As the client plans to migrate to Google Cloud Platform (GCP), the architecture and processes must accommodate a seamless transition.
Key Considerations for GCP Migration
- Cloud-Native Services: Replace current on-premises and hybrid tools with GCP-native services to reduce operational overhead.
- Scalability and Performance: GCP’s distributed architecture ensures high availability and the ability to scale dynamically with data growth.
- Incremental Migration Approach: Gradually migrate workloads to minimize disruptions.
Current Architecture on GCP
Data Integration and Ingestion Replace existing ETL/ELT tools with GCP-native services:- Dataflow: For real-time and batch data processing.
- Cloud Data Fusion: For building scalable and reusable pipelines with pre-built connectors for SAP, MySQL, FTP, and other sources.
- Pub/Sub: For streaming data ingestion from APIs and SAP SLT, enabling real-time data flow.
- Advantages of BigQuery: → Automatically scales to handle current (4 TB) and future data growth. → Supports ELT workflows with built-in SQL transformation capabilities. → Partitioning and clustering improve query performance for large datasets.
- Power BI on GCP: Configure Power BI to use BigQuery as a direct data source for real-time analytics.
- Optimization: Implement BigQuery BI Engine for low-latency, in-memory analytics to accelerate Power BI and Looker dashboards.
Enhanced GCP Architecture Diagram
- Data Sources: SAP-Hana, MySQL, FTP, SAP-SLT, and APIs.
- Ingestion: Cloud Data Fusion, Dataflow, and Pub/Sub.
- Storage and Processing: BigQuery for the data warehouse. Cloud Storage for raw data files and archives.
- Data Quality: Informatica IDQ or GCP-native tools like Data Catalog.
- Reporting: Power BI (via BigQuery) and Looker.
Expected Benefits with GCP
- Improved Data Processing: Dataflow’s scalability reduces processing times for large tables, addressing the 6-hour ETL job issue.
- Simplified Architecture: GCP-native tools eliminate the need for staging area duplication and streamline data pipelines.
- Cost Optimization: BigQuery’s pay-as-you-go model ensures cost efficiency as data grows.
- Real-Time Insights Pub/Sub enables real-time data ingestion for operational analytics.

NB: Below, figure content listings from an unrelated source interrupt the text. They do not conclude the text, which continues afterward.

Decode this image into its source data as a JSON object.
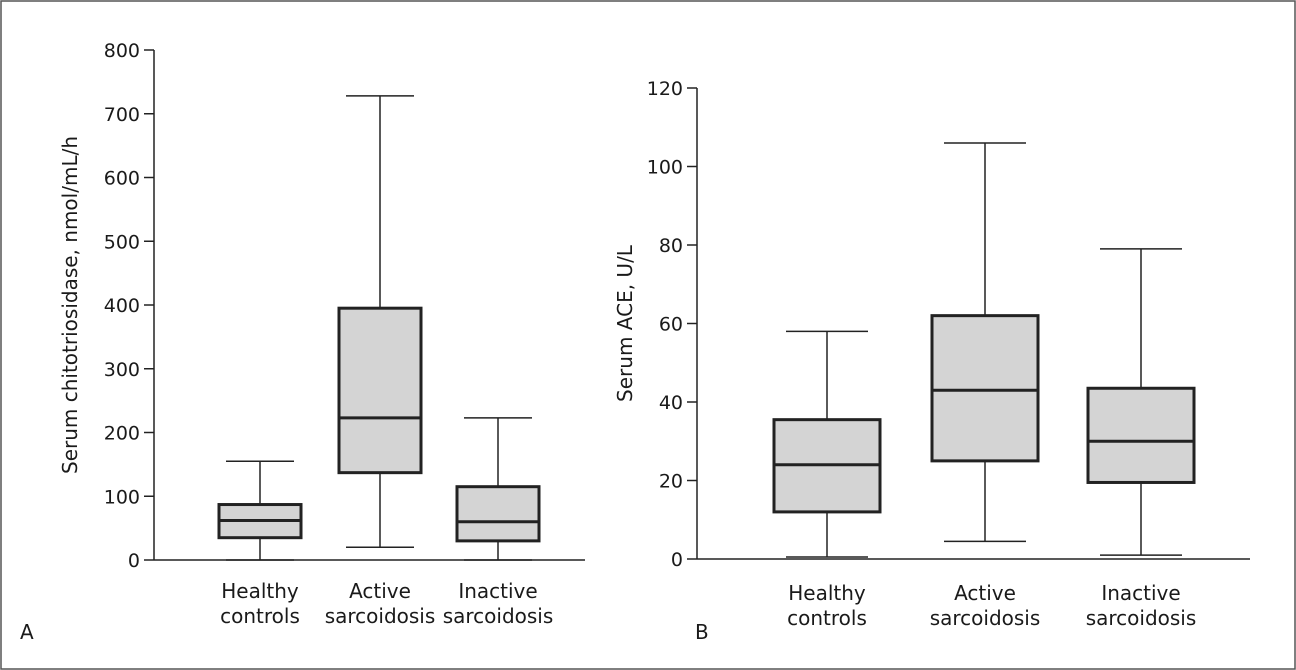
{
  "chart_data": [
    {
      "type": "box",
      "panel_label": "A",
      "ylabel": "Serum chitotriosidase, nmol/mL/h",
      "xlabel": "",
      "ylim": [
        0,
        800
      ],
      "yticks": [
        0,
        100,
        200,
        300,
        400,
        500,
        600,
        700,
        800
      ],
      "categories": [
        "Healthy\ncontrols",
        "Active\nsarcoidosis",
        "Inactive\nsarcoidosis"
      ],
      "boxes": [
        {
          "min": 0,
          "q1": 35,
          "median": 62,
          "q3": 87,
          "max": 155
        },
        {
          "min": 20,
          "q1": 137,
          "median": 223,
          "q3": 395,
          "max": 728
        },
        {
          "min": 0,
          "q1": 30,
          "median": 60,
          "q3": 115,
          "max": 223
        }
      ],
      "box_fill": "#d4d4d4"
    },
    {
      "type": "box",
      "panel_label": "B",
      "ylabel": "Serum ACE, U/L",
      "xlabel": "",
      "ylim": [
        0,
        120
      ],
      "yticks": [
        0,
        20,
        40,
        60,
        80,
        100,
        120
      ],
      "categories": [
        "Healthy\ncontrols",
        "Active\nsarcoidosis",
        "Inactive\nsarcoidosis"
      ],
      "boxes": [
        {
          "min": 0.5,
          "q1": 12,
          "median": 24,
          "q3": 35.5,
          "max": 58
        },
        {
          "min": 4.5,
          "q1": 25,
          "median": 43,
          "q3": 62,
          "max": 106
        },
        {
          "min": 1,
          "q1": 19.5,
          "median": 30,
          "q3": 43.5,
          "max": 79
        }
      ],
      "box_fill": "#d4d4d4"
    }
  ]
}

Power BI dashboards deliver near real-time insights using BigQuery’s live connections.
- Future-Ready Infrastructure: GCP provides a robust foundation for advanced analytics, such as: → AI/ML Integration: Use Vertex AI for predictive analytics and customer segmentation. → Data Lakes: Expand into Cloud Storage for unstructured data and long-term archives.
Post-Migration KPIs
- ETL Job Duration: Reduced from 6 hours to under 1.5 hours using Dataflow and BigQuery transformations.
- Report Loading Times: Improved Power BI performance with BigQuery BI Engine, reducing report load times to under 3 seconds.
- Cost Savings: 20–30% cost reduction in operational expenses compared to on-premises infrastructure.
- Real-Time Insights: Achieved sub-minute latency for operational dashboards using Pub/Sub and BigQuery.
Next Steps for Migration
- Proof of Concept: Test end-to-end pipelines in GCP for a small subset of data.
- Stakeholder Training: Train teams on GCP tools such as BigQuery, Dataflow, and Looker.
- Execution Plan: Develop a phased migration plan with a clear timeline, resource allocation, and risk mitigation strategies.